I believe state of the art methods aim for linear time complexity, using the Fast Multipole Method to perform matrix-vector products in O(N) operations rather than O(N^2), and applying that in an iterative solver such as GMRES, which typically requires a constant number of iterations, because the matrix is just a slight perturbation of the identity matrix.
The results are approximate (but that's always true), and, IIUC, the quality of the approximation depends on how well the matrix can be factored into a local component (with values inversely proportional to |(i - j)|) and a sparse global component.

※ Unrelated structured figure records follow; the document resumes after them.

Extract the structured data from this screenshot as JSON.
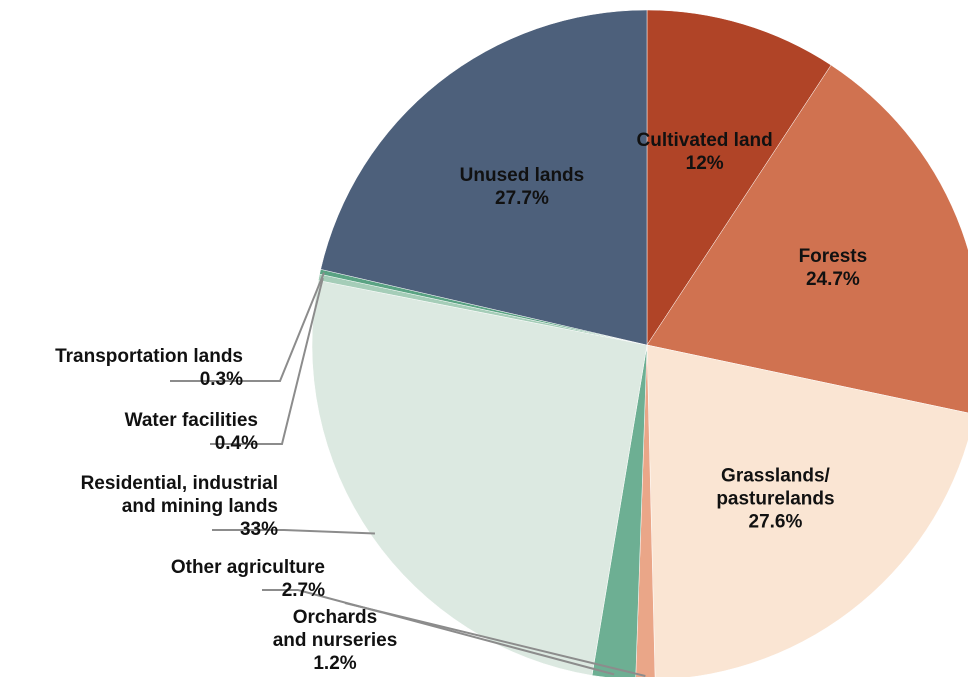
{
  "chart_data": {
    "type": "pie",
    "categories": [
      [
        "Cultivated land"
      ],
      [
        "Forests"
      ],
      [
        "Grasslands/",
        "pasturelands"
      ],
      [
        "Orchards",
        "and nurseries"
      ],
      [
        "Other agriculture"
      ],
      [
        "Residential, industrial",
        "and mining lands"
      ],
      [
        "Water facilities"
      ],
      [
        "Transportation lands"
      ],
      [
        "Unused lands"
      ]
    ],
    "values": [
      12,
      24.7,
      27.6,
      1.2,
      2.7,
      33,
      0.4,
      0.3,
      27.7
    ],
    "value_labels": [
      "12%",
      "24.7%",
      "27.6%",
      "1.2%",
      "2.7%",
      "33%",
      "0.4%",
      "0.3%",
      "27.7%"
    ],
    "colors": [
      "#b04427",
      "#d07250",
      "#fae5d3",
      "#eaa688",
      "#6daf93",
      "#dce9e1",
      "#a5cdb8",
      "#5aa383",
      "#4d607b"
    ]
  }
}
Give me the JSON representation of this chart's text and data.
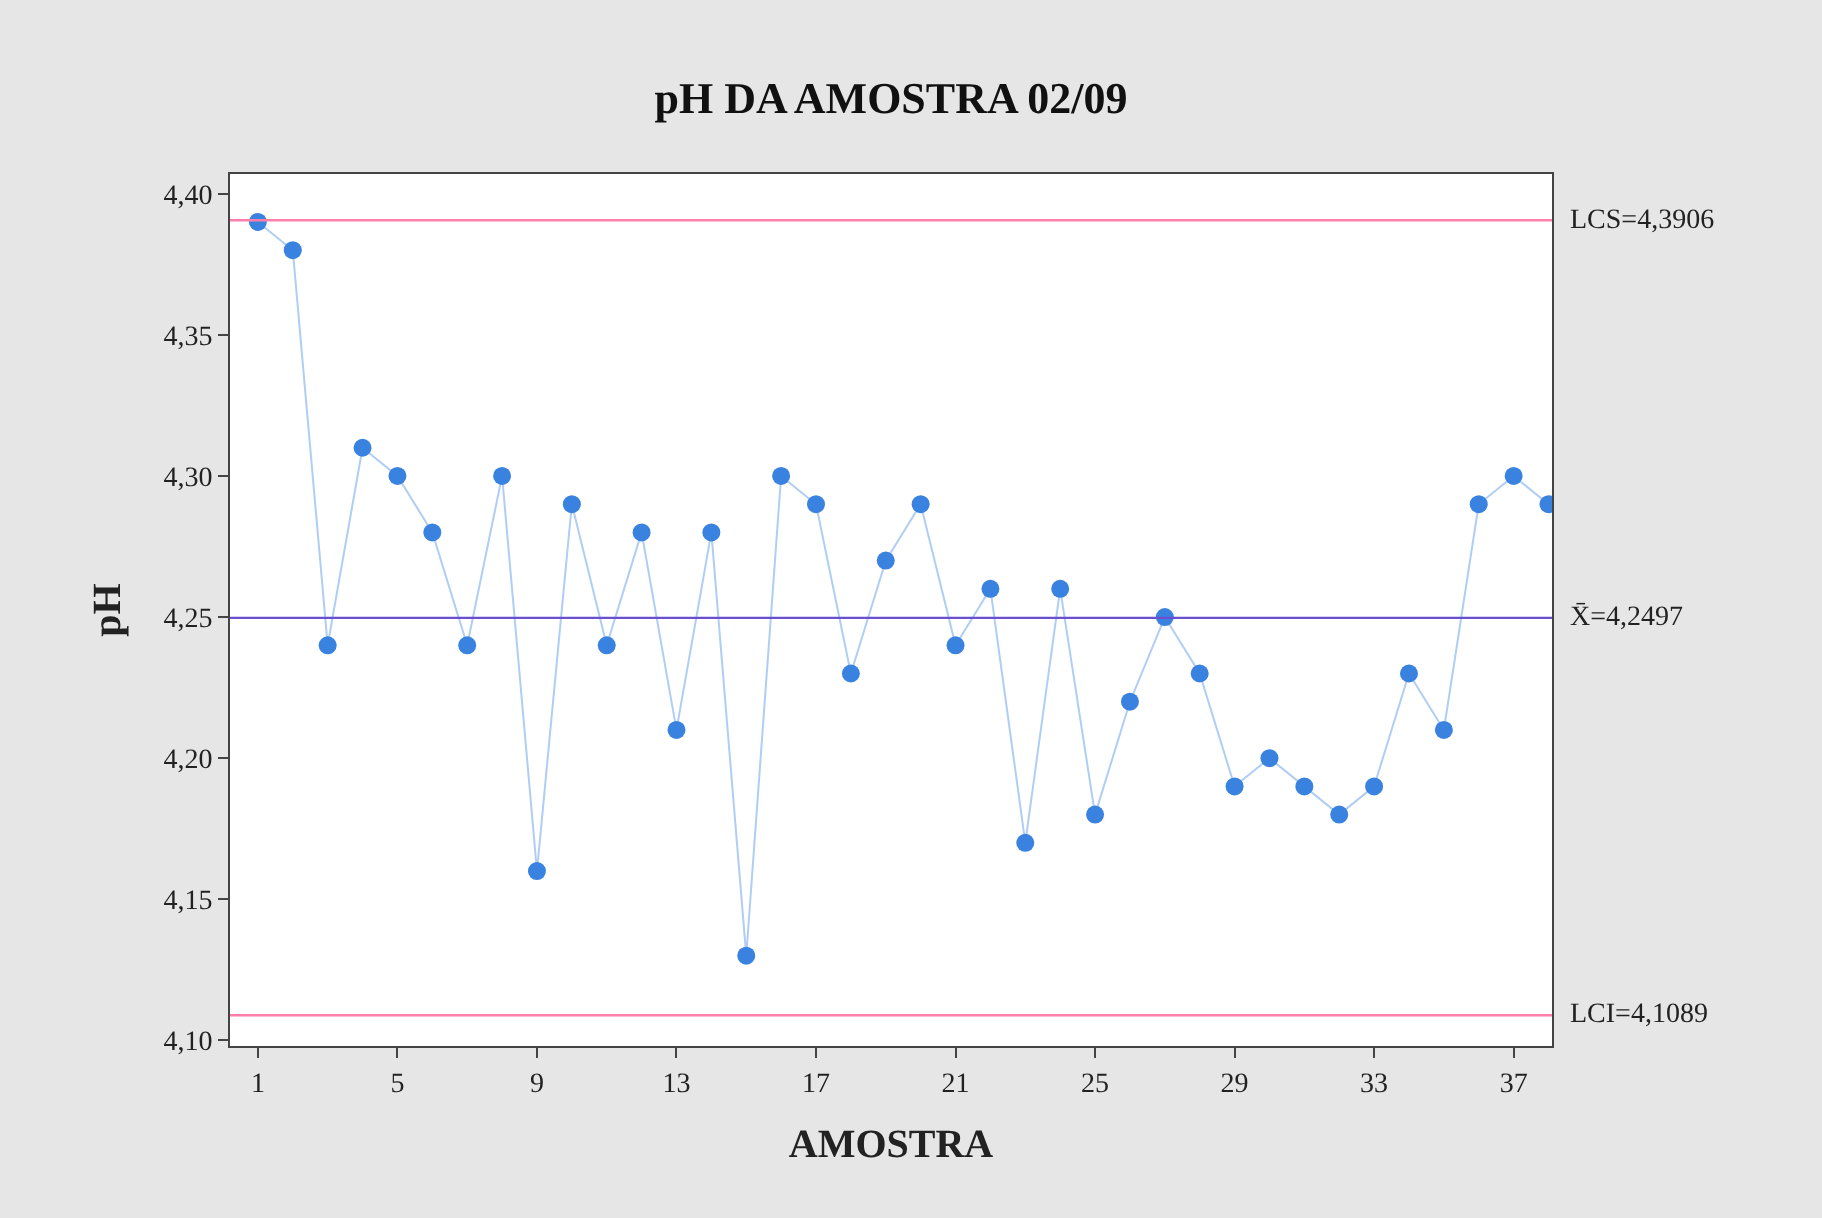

Like petters writes above, "matrices of the form s^2 I + B, where B(i, j) depends on the distance between points i, j." The GMRES + FMM approach is more general, but FMM is less and less Fast as we move away from the structure above towards general matrices.
This structure makes sense because it reflects physical reality… useful in when solving physics problems (: Less so when the matrix corresponds to logical/business constraints over 0/1 variables which may not be so local anymore.
Tangentially-related silly trivia: in cryptocurrency circles, a 'hodlr' is someone who is committed to a long position. I.e. who is 'holds' the cryptocurrency with the idea that in the long (perhaps very long) term it will be more valuable. The term comes from a misspelling of 'hold' by a drunk poster to bitcointalk [1].
Could someone with the appropriate CS background give a summary for layperson programmers? I understand matrices and transforms but what is 'solving' them?